I find it extremely hard to believe that my boys are back in school already. I can't decide whether the summer has flown by or if because of chemo gone by at a snail's pace. I feel guilty that the boys haven't really had a "fun" summer and basically been watching me go through chemo week, recovery week(s), decent week and then right back to chemo week. It's a vicious circle.

Logan started first grade and a different school. I like how this school system starts in the middle of the week...I think that helps the kids adjust and then it's the weekend without feeling overwhelmed. If you are wondering why you don't see any pictures of Keegan...well, he just flat out refused 'first day of school pictures'. That's ok though, I plan on getting some next week whether he wants to or not. It's my duty as a mother to get pictures! :)
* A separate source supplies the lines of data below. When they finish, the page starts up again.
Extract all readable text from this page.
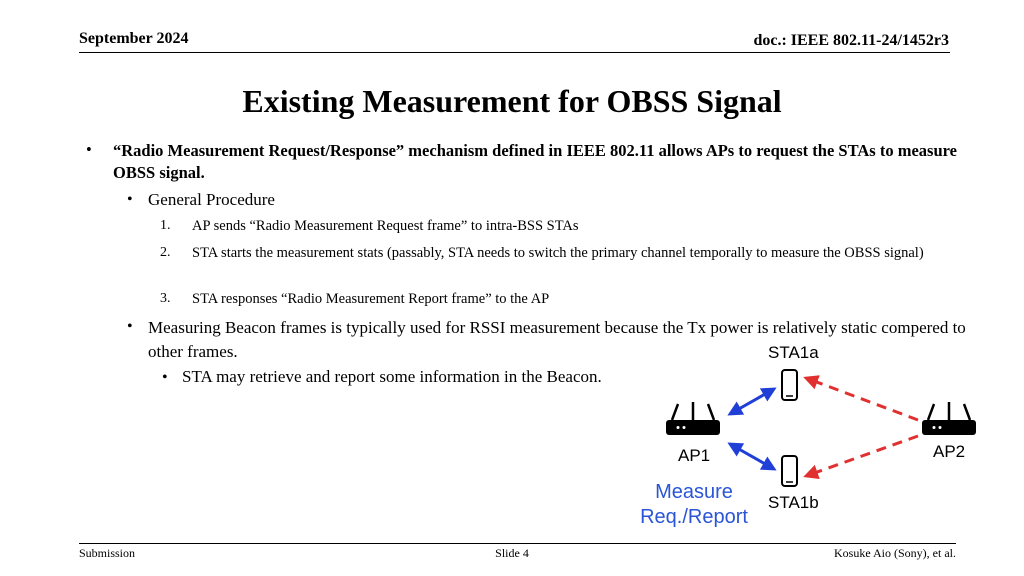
September 2024	doc.: IEEE 802.11-24/1452r3
Existing Measurement for OBSS Signal
• “Radio Measurement Request/Response” mechanism defined in IEEE 802.11 allows APs to request the STAs to measure OBSS signal.
• General Procedure
1. AP sends “Radio Measurement Request frame” to intra-BSS STAs
2. STA starts the measurement stats (passably, STA needs to switch the primary channel temporally to measure the OBSS signal)
3. STA responses “Radio Measurement Report frame” to the AP
• Measuring Beacon frames is typically used for RSSI measurement because the Tx power is relatively static compered to other frames.
• STA may retrieve and report some information in the Beacon.
STA1a
AP1	AP2
STA1b
Measure
Req./Report
Submission	Slide 4	Kosuke Aio (Sony), et al.
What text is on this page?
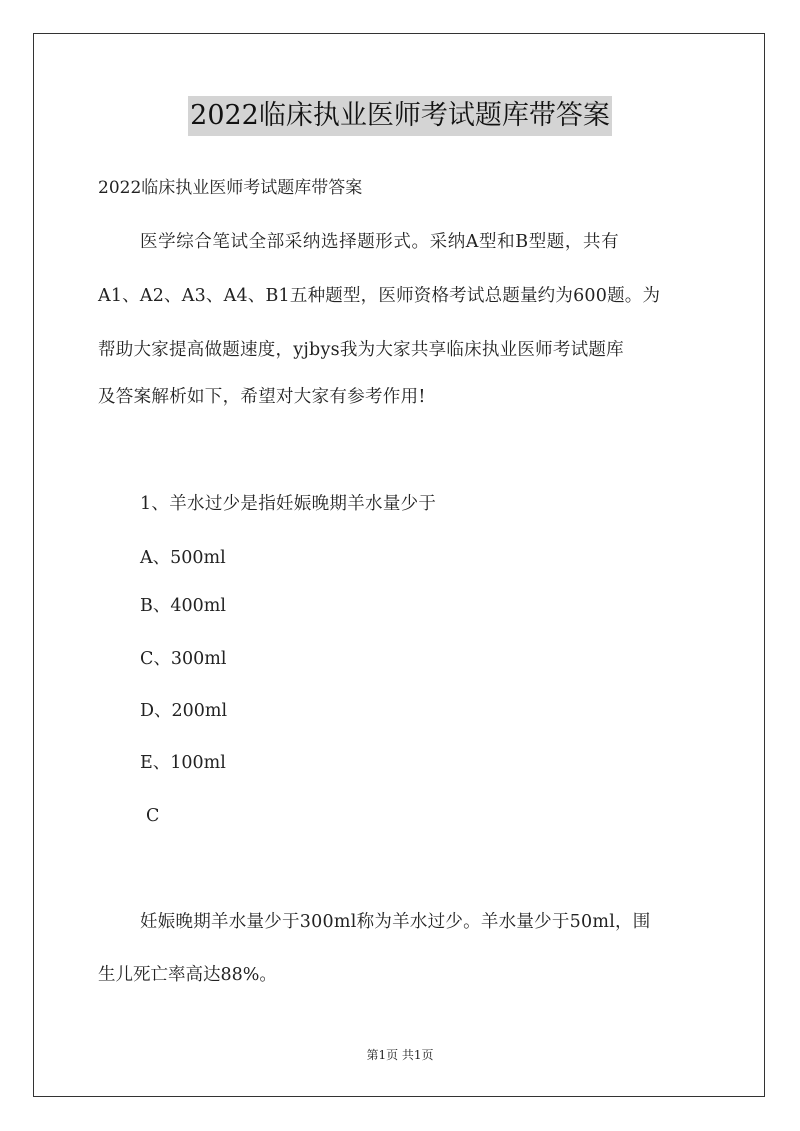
2022临床执业医师考试题库带答案
2022临床执业医师考试题库带答案
医学综合笔试全部采纳选择题形式。采纳A型和B型题，共有
A1、A2、A3、A4、B1五种题型，医师资格考试总题量约为600题。为
帮助大家提高做题速度，yjbys我为大家共享临床执业医师考试题库
及答案解析如下，希望对大家有参考作用!
1、羊水过少是指妊娠晚期羊水量少于
A、500ml
B、400ml
C、300ml
D、200ml
E、100ml
C
妊娠晚期羊水量少于300ml称为羊水过少。羊水量少于50ml，围
生儿死亡率高达88%。
第1页 共1页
 School started during chemo week (yikes!) and here I am two days into treatments, bloated with fluids...at least I hope that's what it is ;) My MIL has been an angel, especially this week. We knew it was going to be tough with school and chemo. She has been running around like a champ for me. Getting prescriptions, grocery shopping, doing the dishes, sitting with me in chemo, bringing me lunch during chemo, taking the boys to school, and picking them up etc.....all while working. She is the greatest.
 For some reason, I haven't been telling you the results of my latest 2 cat scans...probably because I've been disappointed in the results. To catch you up to speed...I was to have six months of chemo to try to shrink tumors on my lungs and liver with CT scans after every two treatments. I was really excited to get the results of the first scan....I was expecting the tumors to be smaller...you know, "let's get this cancer!!"...but they weren't. In fact one had even gotten larger. The majority of them are stable. The doctor said this was not bad....well, it is when you daydream about tumors shrinking and/or completely disappearing! The second scan yielded much of the same: stable.
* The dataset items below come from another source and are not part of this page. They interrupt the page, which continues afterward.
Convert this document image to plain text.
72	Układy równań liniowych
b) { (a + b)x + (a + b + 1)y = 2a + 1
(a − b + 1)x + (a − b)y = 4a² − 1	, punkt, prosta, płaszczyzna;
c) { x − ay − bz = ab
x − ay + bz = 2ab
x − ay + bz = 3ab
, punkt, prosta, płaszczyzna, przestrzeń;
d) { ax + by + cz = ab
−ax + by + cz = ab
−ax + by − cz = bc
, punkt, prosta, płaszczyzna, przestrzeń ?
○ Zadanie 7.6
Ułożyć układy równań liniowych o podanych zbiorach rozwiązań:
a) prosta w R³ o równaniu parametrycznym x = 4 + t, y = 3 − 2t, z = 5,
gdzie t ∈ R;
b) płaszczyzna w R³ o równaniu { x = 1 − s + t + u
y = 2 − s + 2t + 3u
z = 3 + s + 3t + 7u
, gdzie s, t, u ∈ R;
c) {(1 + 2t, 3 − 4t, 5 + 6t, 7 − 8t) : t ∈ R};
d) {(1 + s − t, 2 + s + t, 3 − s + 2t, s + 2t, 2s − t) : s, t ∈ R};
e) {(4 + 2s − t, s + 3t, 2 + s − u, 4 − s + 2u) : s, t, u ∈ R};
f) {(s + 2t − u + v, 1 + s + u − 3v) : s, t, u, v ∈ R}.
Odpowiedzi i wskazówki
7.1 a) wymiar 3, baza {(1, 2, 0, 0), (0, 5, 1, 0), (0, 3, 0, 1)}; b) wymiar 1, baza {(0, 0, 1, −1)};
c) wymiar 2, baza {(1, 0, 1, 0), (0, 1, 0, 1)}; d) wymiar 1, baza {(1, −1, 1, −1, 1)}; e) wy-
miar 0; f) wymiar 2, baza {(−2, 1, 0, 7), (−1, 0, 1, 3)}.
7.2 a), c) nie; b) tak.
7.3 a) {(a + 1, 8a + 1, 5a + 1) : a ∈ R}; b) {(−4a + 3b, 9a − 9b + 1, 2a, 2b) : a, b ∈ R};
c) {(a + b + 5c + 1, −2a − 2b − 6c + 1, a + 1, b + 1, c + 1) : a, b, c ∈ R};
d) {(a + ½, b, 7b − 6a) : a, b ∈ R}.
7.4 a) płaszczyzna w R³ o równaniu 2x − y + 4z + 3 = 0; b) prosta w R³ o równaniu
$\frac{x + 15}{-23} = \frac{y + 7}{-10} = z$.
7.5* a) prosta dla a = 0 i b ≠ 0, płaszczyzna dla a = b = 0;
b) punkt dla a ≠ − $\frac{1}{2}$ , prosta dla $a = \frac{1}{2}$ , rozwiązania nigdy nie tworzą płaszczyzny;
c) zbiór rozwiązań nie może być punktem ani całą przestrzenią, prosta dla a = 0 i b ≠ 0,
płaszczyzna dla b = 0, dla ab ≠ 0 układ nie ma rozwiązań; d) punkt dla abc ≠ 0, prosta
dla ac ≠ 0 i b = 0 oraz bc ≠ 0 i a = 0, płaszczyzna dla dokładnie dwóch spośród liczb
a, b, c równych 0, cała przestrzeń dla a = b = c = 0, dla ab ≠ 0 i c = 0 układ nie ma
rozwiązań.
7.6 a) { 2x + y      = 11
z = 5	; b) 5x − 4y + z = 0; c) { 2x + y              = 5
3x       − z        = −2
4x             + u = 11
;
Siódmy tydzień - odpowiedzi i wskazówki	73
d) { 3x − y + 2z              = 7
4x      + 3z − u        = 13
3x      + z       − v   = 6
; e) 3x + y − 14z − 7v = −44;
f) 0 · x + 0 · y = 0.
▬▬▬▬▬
Logan at his desk, how cute! I love this age!
 Well, six months is finally here. This past week was my last week. I should be feeling a little more positive, but really I don't. I might have to stay on chemo.....and basically: I don't wanna!! (Insert whiny voice)
I have my third and final CT scan (for a while) in three weeks and it will determine whether I stay with chemo or not. So I have to wait. For three weeks. I'm sure that it will get here pretty quick and I will be complaining about having to drink the barium....but I am certainly not getting my hopes up.
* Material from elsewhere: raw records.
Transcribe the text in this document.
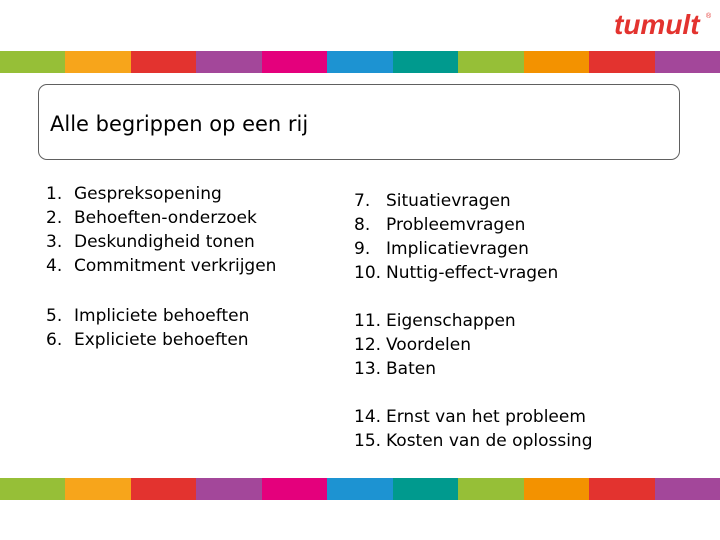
tumult ®
Alle begrippen op een rij
1. Gespreksopening
2. Behoeften-onderzoek
3. Deskundigheid tonen
4. Commitment verkrijgen
5. Impliciete behoeften
6. Expliciete behoeften
7. Situatievragen
8. Probleemvragen
9. Implicatievragen
10. Nuttig-effect-vragen
11. Eigenschappen
12. Voordelen
13. Baten
14. Ernst van het probleem
15. Kosten van de oplossing
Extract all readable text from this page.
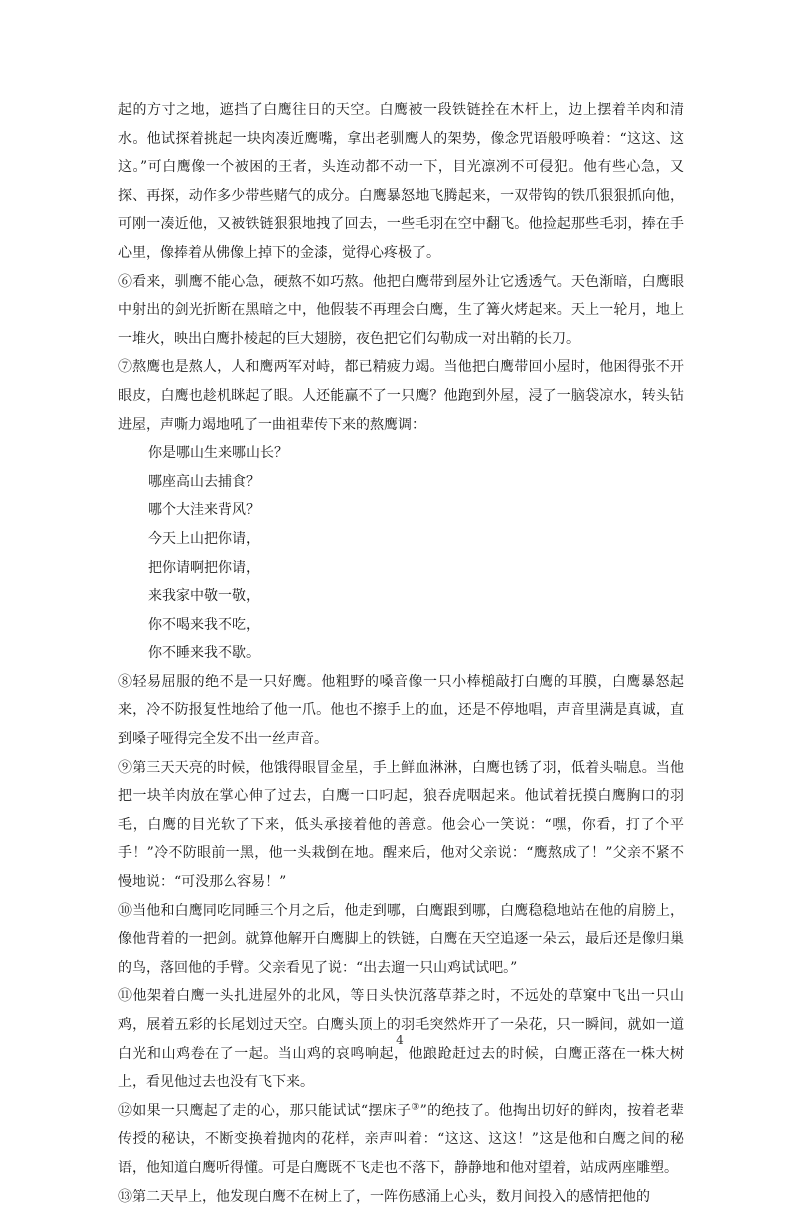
起的方寸之地，遮挡了白鹰往日的天空。白鹰被一段铁链拴在木杆上，边上摆着羊肉和清水。他试探着挑起一块肉凑近鹰嘴，拿出老驯鹰人的架势，像念咒语般呼唤着：“这这、这这。”可白鹰像一个被困的王者，头连动都不动一下，目光凛冽不可侵犯。他有些心急，又探、再探，动作多少带些赌气的成分。白鹰暴怒地飞腾起来，一双带钩的铁爪狠狠抓向他，可刚一凑近他，又被铁链狠狠地拽了回去，一些毛羽在空中翻飞。他捡起那些毛羽，捧在手心里，像捧着从佛像上掉下的金漆，觉得心疼极了。

⑥看来，驯鹰不能心急，硬熬不如巧熬。他把白鹰带到屋外让它透透气。天色渐暗，白鹰眼中射出的剑光折断在黑暗之中，他假装不再理会白鹰，生了篝火烤起来。天上一轮月，地上一堆火，映出白鹰扑棱起的巨大翅膀，夜色把它们勾勒成一对出鞘的长刀。

⑦熬鹰也是熬人，人和鹰两军对峙，都已精疲力竭。当他把白鹰带回小屋时，他困得张不开眼皮，白鹰也趁机眯起了眼。人还能赢不了一只鹰？他跑到外屋，浸了一脑袋凉水，转头钻进屋，声嘶力竭地吼了一曲祖辈传下来的熬鹰调：

你是哪山生来哪山长？

哪座高山去捕食？

哪个大洼来背风？

今天上山把你请，

把你请啊把你请，

来我家中敬一敬，

你不喝来我不吃，

你不睡来我不歇。

⑧轻易屈服的绝不是一只好鹰。他粗野的嗓音像一只小棒槌敲打白鹰的耳膜，白鹰暴怒起来，冷不防报复性地给了他一爪。他也不擦手上的血，还是不停地唱，声音里满是真诚，直到嗓子哑得完全发不出一丝声音。

⑨第三天天亮的时候，他饿得眼冒金星，手上鲜血淋淋，白鹰也锈了羽，低着头喘息。当他把一块羊肉放在掌心伸了过去，白鹰一口叼起，狼吞虎咽起来。他试着抚摸白鹰胸口的羽毛，白鹰的目光软了下来，低头承接着他的善意。他会心一笑说：“嘿，你看，打了个平手！”冷不防眼前一黑，他一头栽倒在地。醒来后，他对父亲说：“鹰熬成了！”父亲不紧不慢地说：“可没那么容易！”

⑩当他和白鹰同吃同睡三个月之后，他走到哪，白鹰跟到哪，白鹰稳稳地站在他的肩膀上，像他背着的一把剑。就算他解开白鹰脚上的铁链，白鹰在天空追逐一朵云，最后还是像归巢的鸟，落回他的手臂。父亲看见了说：“出去遛一只山鸡试试吧。”

⑪他架着白鹰一头扎进屋外的北风，等日头快沉落草莽之时，不远处的草窠中飞出一只山鸡，展着五彩的长尾划过天空。白鹰头顶上的羽毛突然炸开了一朵花，只一瞬间，就如一道白光和山鸡卷在了一起。当山鸡的哀鸣响起，他踉跄赶过去的时候，白鹰正落在一株大树上，看见他过去也没有飞下来。

⑫如果一只鹰起了走的心，那只能试试“摆床子③”的绝技了。他掏出切好的鲜肉，按着老辈传授的秘诀，不断变换着抛肉的花样，亲声叫着：“这这、这这！”这是他和白鹰之间的秘语，他知道白鹰听得懂。可是白鹰既不飞走也不落下，静静地和他对望着，站成两座雕塑。

⑬第二天早上，他发现白鹰不在树上了，一阵伤感涌上心头，数月间投入的感情把他的

4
Last weekend, I planted some succulents in my little homemade planter. Do you remember these? Succulents are about the only thing surviving right now with the drought conditions.
 It won't be long and I will be adding more mums and kale to the flower bed
What I think will happen, although it could change, is that I get the CT scans in hand and go back to NIH in Bethesda. Maybe they will start me on the experimental drug now (that is for my kind of cancer) and forgo the chemo for now (please, please, please). But we will see, right?
The waiting is the hardest part...any Tom Petty fans out there?? :)

I am signing off for now, but I want to thank you all for the emails and comments. I read each one and I know I can't always reply....although I do try...thank you!